I pulled off the freeway.  I couldn’t do it.  I was torn between giving my word to this guy, and being convinced in my gut that my word was being used against me.  He hadn’t done anything that I had asked to try and demonstrate the need of his situation, or the legitimacy of his need.  I felt guilty for setting up hoops, but we were talking about a sizable amount of money, and given my misgivings, it seemed like the best option.  I was trying to be faithful to not judging when being asked, but was also being convinced that perhaps I didn’t understand all the nuances of the Biblical injunctions in terms of giving.  And if all that wasn’t enough, I decided that I had an obligation to the people that had entrusted these monies to my church, and that perhaps in some situations, that obligation had to be weighed just as equally as the obligation to a particular person asking for help.  

I felt good about the situation almost immediately.  I turned around on the freeway and headed back to town.  I had just pulled off the road to call and let him know I wasn’t coming, when he called me.  He was shocked when I told him.  And suddenly, despite the fact that 30 minutes earlier he had told me his landlord couldn’t make the meeting, he was telling me that he was there with him, and they were waiting for me.   He pleaded, but there was no point, and eventually I wished him well and hung up.  No hesitation.  No second-thoughts.  No nagging uncertainties or latent guilt.  Just a feeling of relief, as though a bullet had been dodged.  

Being a steward means that you have to constantly weigh the options in front of you.  Simply giving without any thought of the giving doesn’t seem to be the type of steward we are called to be, just as finding excuses not to give in order to make yourself feel better about it is not the type of steward we are called to be.  I’ve tried to give the benefit of the doubt, to bend over backwards to meet people where they are and honestly attempt to help them.  But at some point, I think I’m also called to say this just doesn’t seem right.  If it was a few bucks, maybe I go through with it regardless of misgivings.  But when it’s a substantial amount of money, then it seems as though a greater level of oversight is warranted.  
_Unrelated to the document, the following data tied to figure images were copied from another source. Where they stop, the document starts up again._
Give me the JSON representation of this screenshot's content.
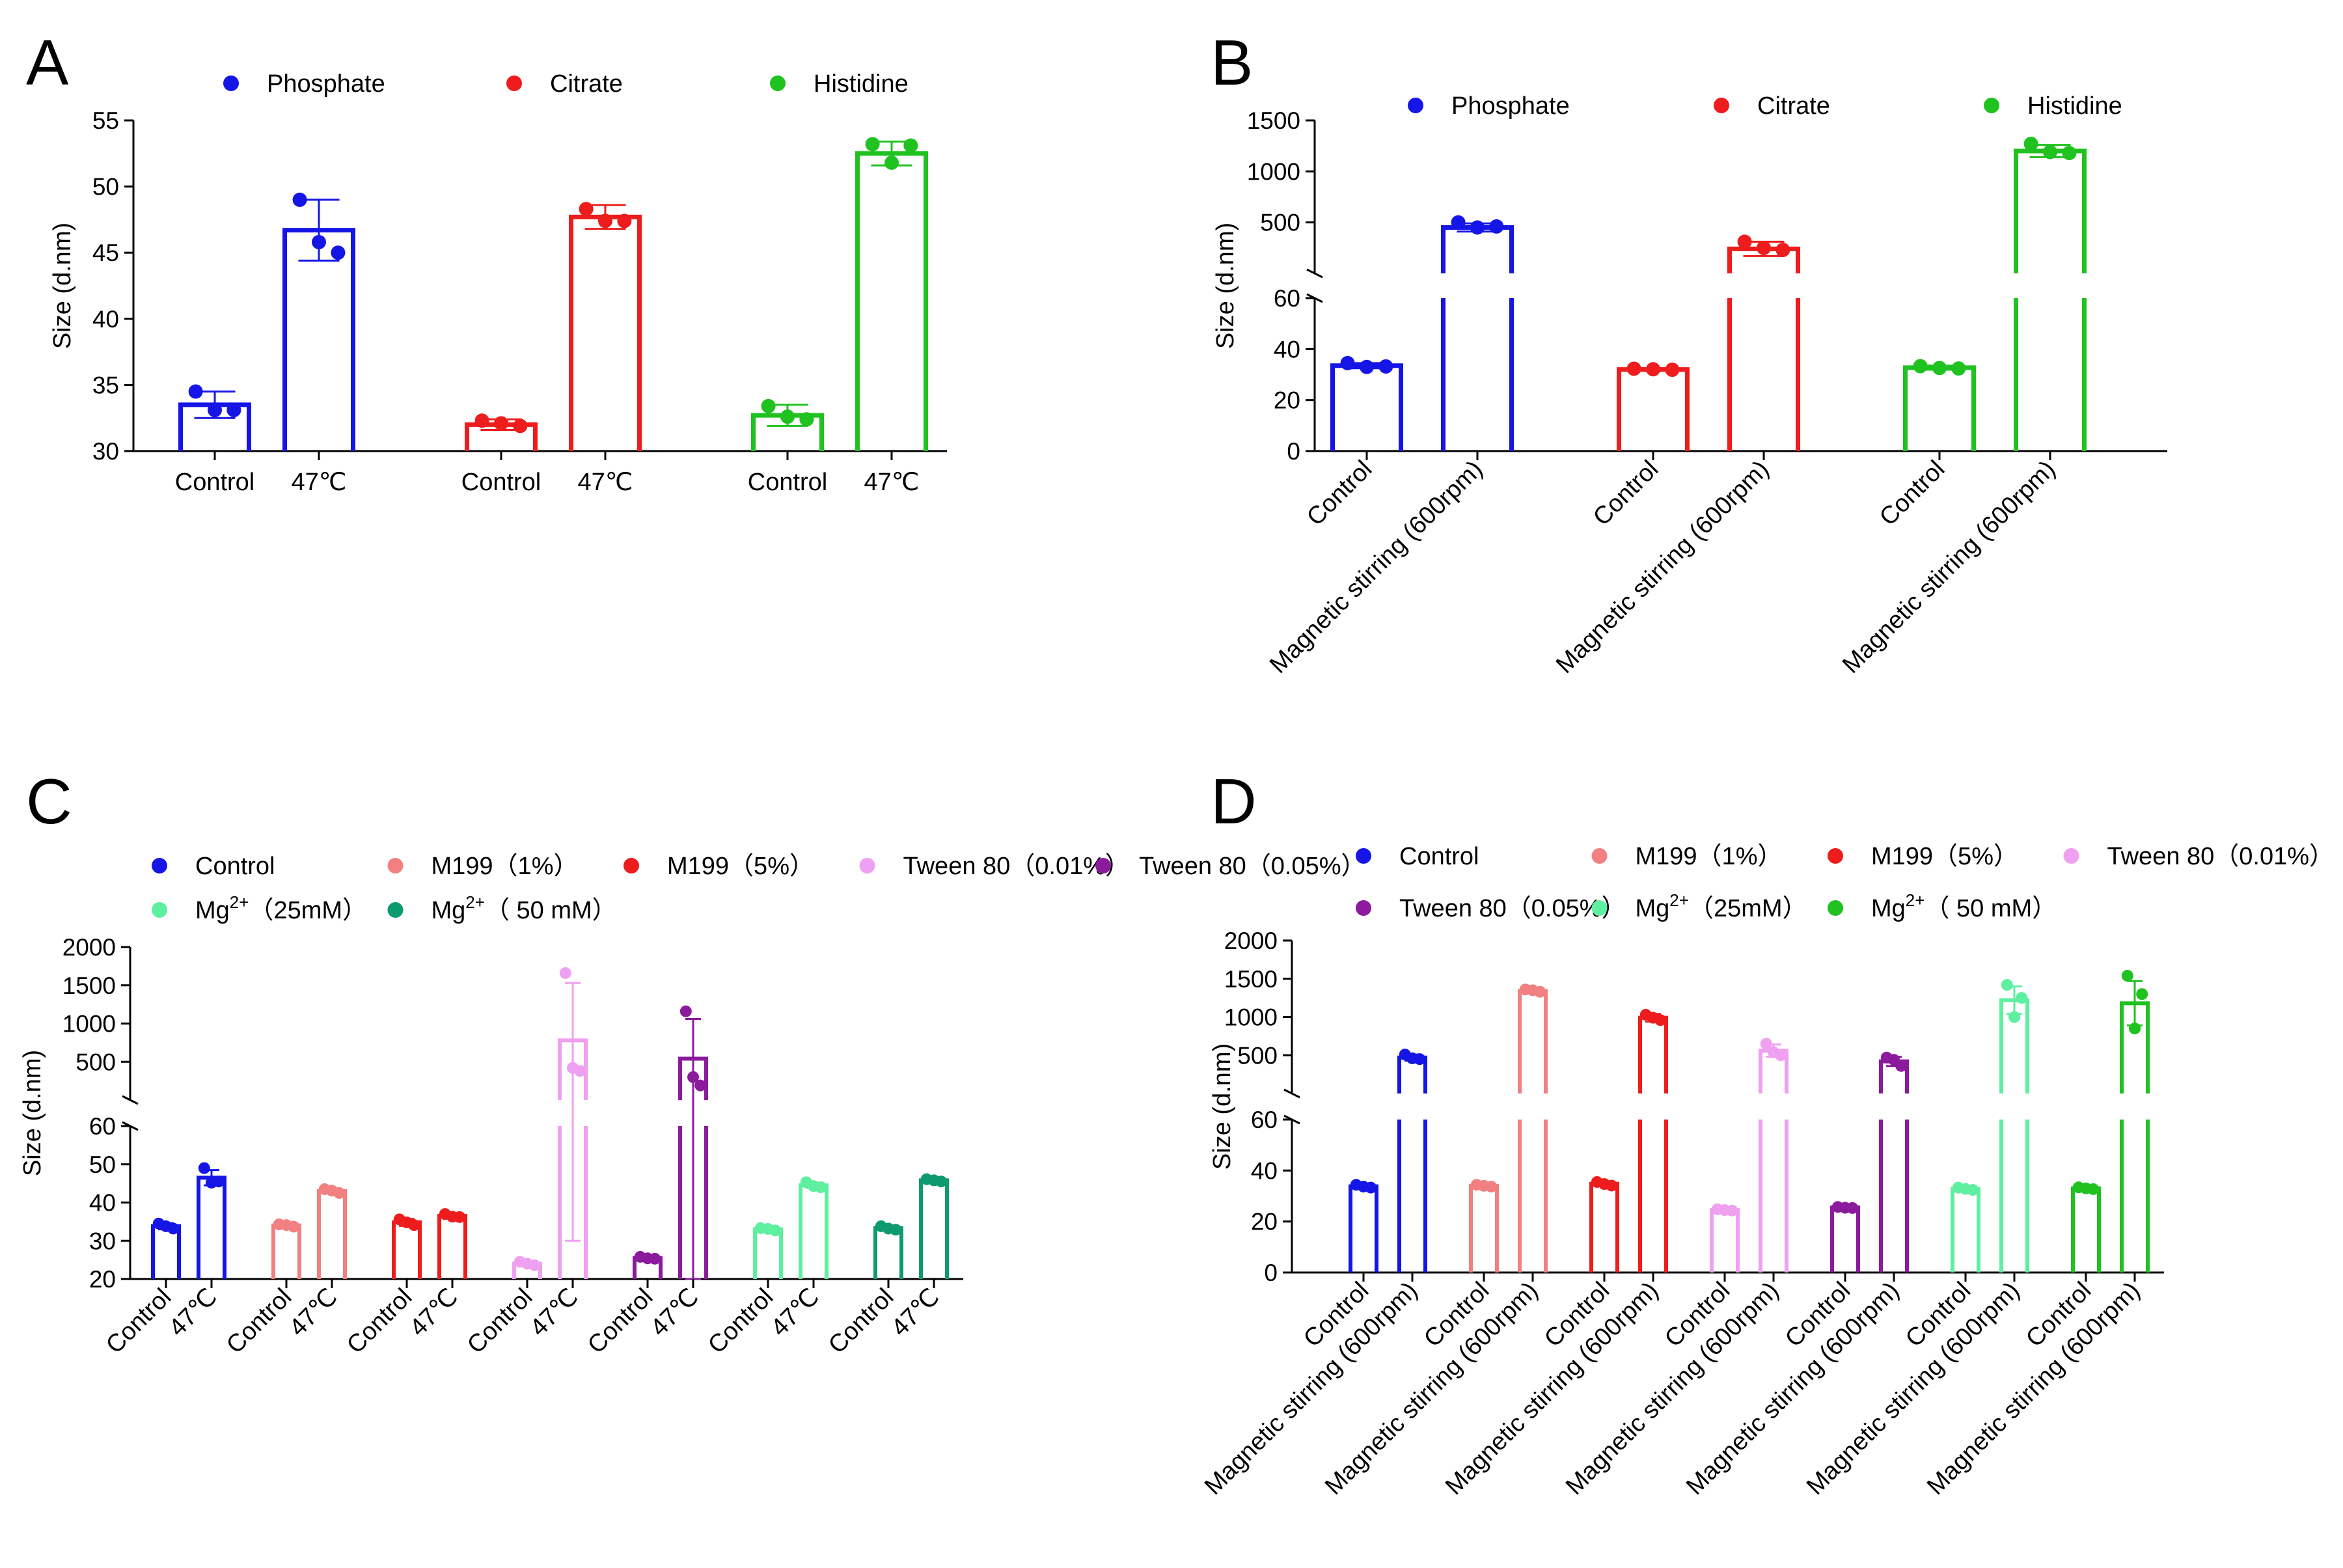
{
  "chart_data": [
    {
      "panel": "A",
      "type": "bar",
      "ylabel": "Size (d.nm)",
      "ylim": [
        30,
        55
      ],
      "yticks": [
        "30",
        "35",
        "40",
        "45",
        "50",
        "55"
      ],
      "legend": [
        {
          "name": "Phosphate",
          "color": "#1515e6"
        },
        {
          "name": "Citrate",
          "color": "#ee1c1c"
        },
        {
          "name": "Histidine",
          "color": "#1fc21f"
        }
      ],
      "categories": [
        "Control",
        "47℃",
        "Control",
        "47℃",
        "Control",
        "47℃"
      ],
      "series_colors": [
        "#1515e6",
        "#1515e6",
        "#ee1c1c",
        "#ee1c1c",
        "#1fc21f",
        "#1fc21f"
      ],
      "values": [
        33.5,
        46.7,
        32.0,
        47.7,
        32.7,
        52.5
      ],
      "errors": [
        1.0,
        2.3,
        0.4,
        0.9,
        0.8,
        0.9
      ],
      "points": [
        [
          34.5,
          33.1,
          33.1
        ],
        [
          49.0,
          45.0,
          45.8
        ],
        [
          32.3,
          31.9,
          32.1
        ],
        [
          48.3,
          47.4,
          47.4
        ],
        [
          33.4,
          32.4,
          32.6
        ],
        [
          53.2,
          53.1,
          51.8
        ]
      ]
    },
    {
      "panel": "B",
      "type": "bar",
      "ylabel": "Size (d.nm)",
      "broken_axis": true,
      "lower_ylim": [
        0,
        60
      ],
      "lower_yticks": [
        "0",
        "20",
        "40",
        "60"
      ],
      "upper_ylim": [
        0,
        1500
      ],
      "upper_yticks": [
        "500",
        "1000",
        "1500"
      ],
      "legend": [
        {
          "name": "Phosphate",
          "color": "#1515e6"
        },
        {
          "name": "Citrate",
          "color": "#ee1c1c"
        },
        {
          "name": "Histidine",
          "color": "#1fc21f"
        }
      ],
      "categories": [
        "Control",
        "Magnetic stirring (600rpm)",
        "Control",
        "Magnetic stirring (600rpm)",
        "Control",
        "Magnetic stirring (600rpm)"
      ],
      "series_colors": [
        "#1515e6",
        "#1515e6",
        "#ee1c1c",
        "#ee1c1c",
        "#1fc21f",
        "#1fc21f"
      ],
      "values": [
        33.5,
        450,
        32.0,
        240,
        32.7,
        1200
      ],
      "errors": [
        1.0,
        40,
        0.5,
        70,
        0.8,
        60
      ],
      "points": [
        [
          34.5,
          33.2,
          33.0
        ],
        [
          500,
          460,
          450
        ],
        [
          32.3,
          31.9,
          32.1
        ],
        [
          310,
          230,
          250
        ],
        [
          33.3,
          32.4,
          32.6
        ],
        [
          1270,
          1180,
          1190
        ]
      ]
    },
    {
      "panel": "C",
      "type": "bar",
      "ylabel": "Size (d.nm)",
      "broken_axis": true,
      "lower_ylim": [
        20,
        60
      ],
      "lower_yticks": [
        "20",
        "30",
        "40",
        "50",
        "60"
      ],
      "upper_ylim": [
        0,
        2000
      ],
      "upper_yticks": [
        "500",
        "1000",
        "1500",
        "2000"
      ],
      "legend": [
        {
          "name": "Control",
          "color": "#1515e6"
        },
        {
          "name": "M199（1%）",
          "color": "#f28080"
        },
        {
          "name": "M199（5%）",
          "color": "#ee1c1c"
        },
        {
          "name": "Tween 80（0.01%）",
          "color": "#f0a0f0"
        },
        {
          "name": "Tween 80（0.05%）",
          "color": "#8b1a9c"
        },
        {
          "name": "Mg",
          "sup": "2+",
          "rest": "（25mM）",
          "color": "#5ef0a0"
        },
        {
          "name": "Mg",
          "sup": "2+",
          "rest": "（ 50 mM）",
          "color": "#0d9a6e"
        }
      ],
      "categories": [
        "Control",
        "47℃",
        "Control",
        "47℃",
        "Control",
        "47℃",
        "Control",
        "47℃",
        "Control",
        "47℃",
        "Control",
        "47℃",
        "Control",
        "47℃"
      ],
      "series_colors": [
        "#1515e6",
        "#1515e6",
        "#f28080",
        "#f28080",
        "#ee1c1c",
        "#ee1c1c",
        "#f0a0f0",
        "#f0a0f0",
        "#8b1a9c",
        "#8b1a9c",
        "#5ef0a0",
        "#5ef0a0",
        "#0d9a6e",
        "#0d9a6e"
      ],
      "values": [
        33.8,
        46.5,
        34.0,
        43.0,
        34.8,
        36.5,
        24.0,
        780,
        25.5,
        540,
        33.0,
        44.5,
        33.3,
        45.8
      ],
      "errors": [
        0.8,
        2.0,
        0.5,
        0.6,
        0.9,
        0.6,
        0.6,
        750,
        0.4,
        520,
        0.5,
        0.7,
        0.5,
        0.4
      ],
      "points": [
        [
          34.5,
          33.2,
          33.8
        ],
        [
          49.0,
          45.5,
          45.2
        ],
        [
          34.3,
          33.7,
          34.1
        ],
        [
          43.5,
          42.5,
          43.1
        ],
        [
          35.6,
          34.1,
          34.8
        ],
        [
          37.0,
          36.2,
          36.3
        ],
        [
          24.5,
          23.6,
          24.0
        ],
        [
          1660,
          380,
          420
        ],
        [
          25.8,
          25.3,
          25.4
        ],
        [
          1160,
          190,
          300
        ],
        [
          33.3,
          32.7,
          33.1
        ],
        [
          45.3,
          44.0,
          44.3
        ],
        [
          33.8,
          32.9,
          33.2
        ],
        [
          46.1,
          45.5,
          45.8
        ]
      ]
    },
    {
      "panel": "D",
      "type": "bar",
      "ylabel": "Size (d.nm)",
      "broken_axis": true,
      "lower_ylim": [
        0,
        60
      ],
      "lower_yticks": [
        "0",
        "20",
        "40",
        "60"
      ],
      "upper_ylim": [
        0,
        2000
      ],
      "upper_yticks": [
        "500",
        "1000",
        "1500",
        "2000"
      ],
      "legend": [
        {
          "name": "Control",
          "color": "#1515e6"
        },
        {
          "name": "M199（1%）",
          "color": "#f28080"
        },
        {
          "name": "M199（5%）",
          "color": "#ee1c1c"
        },
        {
          "name": "Tween 80（0.01%）",
          "color": "#f0a0f0"
        },
        {
          "name": "Tween 80（0.05%）",
          "color": "#8b1a9c"
        },
        {
          "name": "Mg",
          "sup": "2+",
          "rest": "（25mM）",
          "color": "#5ef0a0"
        },
        {
          "name": "Mg",
          "sup": "2+",
          "rest": "（ 50 mM）",
          "color": "#1fc21f"
        }
      ],
      "categories": [
        "Control",
        "Magnetic stirring (600rpm)",
        "Control",
        "Magnetic stirring (600rpm)",
        "Control",
        "Magnetic stirring (600rpm)",
        "Control",
        "Magnetic stirring (600rpm)",
        "Control",
        "Magnetic stirring (600rpm)",
        "Control",
        "Magnetic stirring (600rpm)",
        "Control",
        "Magnetic stirring (600rpm)"
      ],
      "series_colors": [
        "#1515e6",
        "#1515e6",
        "#f28080",
        "#f28080",
        "#ee1c1c",
        "#ee1c1c",
        "#f0a0f0",
        "#f0a0f0",
        "#8b1a9c",
        "#8b1a9c",
        "#5ef0a0",
        "#5ef0a0",
        "#1fc21f",
        "#1fc21f"
      ],
      "values": [
        33.8,
        470,
        34.0,
        1340,
        34.8,
        990,
        24.5,
        560,
        25.5,
        420,
        32.8,
        1220,
        33.0,
        1180
      ],
      "errors": [
        0.6,
        40,
        0.5,
        30,
        0.8,
        50,
        0.4,
        80,
        0.3,
        60,
        0.6,
        180,
        0.5,
        290
      ],
      "points": [
        [
          34.4,
          33.3,
          33.7
        ],
        [
          510,
          450,
          460
        ],
        [
          34.4,
          33.7,
          34.0
        ],
        [
          1360,
          1330,
          1350
        ],
        [
          35.5,
          34.1,
          34.7
        ],
        [
          1030,
          960,
          990
        ],
        [
          24.8,
          24.3,
          24.5
        ],
        [
          650,
          500,
          540
        ],
        [
          25.7,
          25.3,
          25.4
        ],
        [
          470,
          360,
          440
        ],
        [
          33.3,
          32.4,
          32.8
        ],
        [
          1420,
          1250,
          1000
        ],
        [
          33.4,
          32.7,
          33.0
        ],
        [
          1540,
          1300,
          850
        ]
      ]
    }
  ],
  "panel_labels": [
    "A",
    "B",
    "C",
    "D"
  ]
}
I keep thinking about this situation.  I don’t spend a lot of time second guessing my final decision.  But there are always those nagging doubts.  Perhaps that’s good.  Perhaps that’s a sign that there is some small amount of innocent dove at play in this situation, as well as a healthy dose of serpentine shrewdness.

 



One Response to “Drawing the Line”

  1. Marie Says:

    Am I wrong or was your gut telling you this guy was trying to steal from your church? There are a lot of confusions about giving, I’ll grant you, and a lot to untangle. The stereotype is giving a man money he uses to hurt himself, there’s a Steinbeck book, The Winter of Our Discontent? But it seems like in this case you were sensing this guy was a kind of grifter. We never have an obligation to let someone steal from us, do we?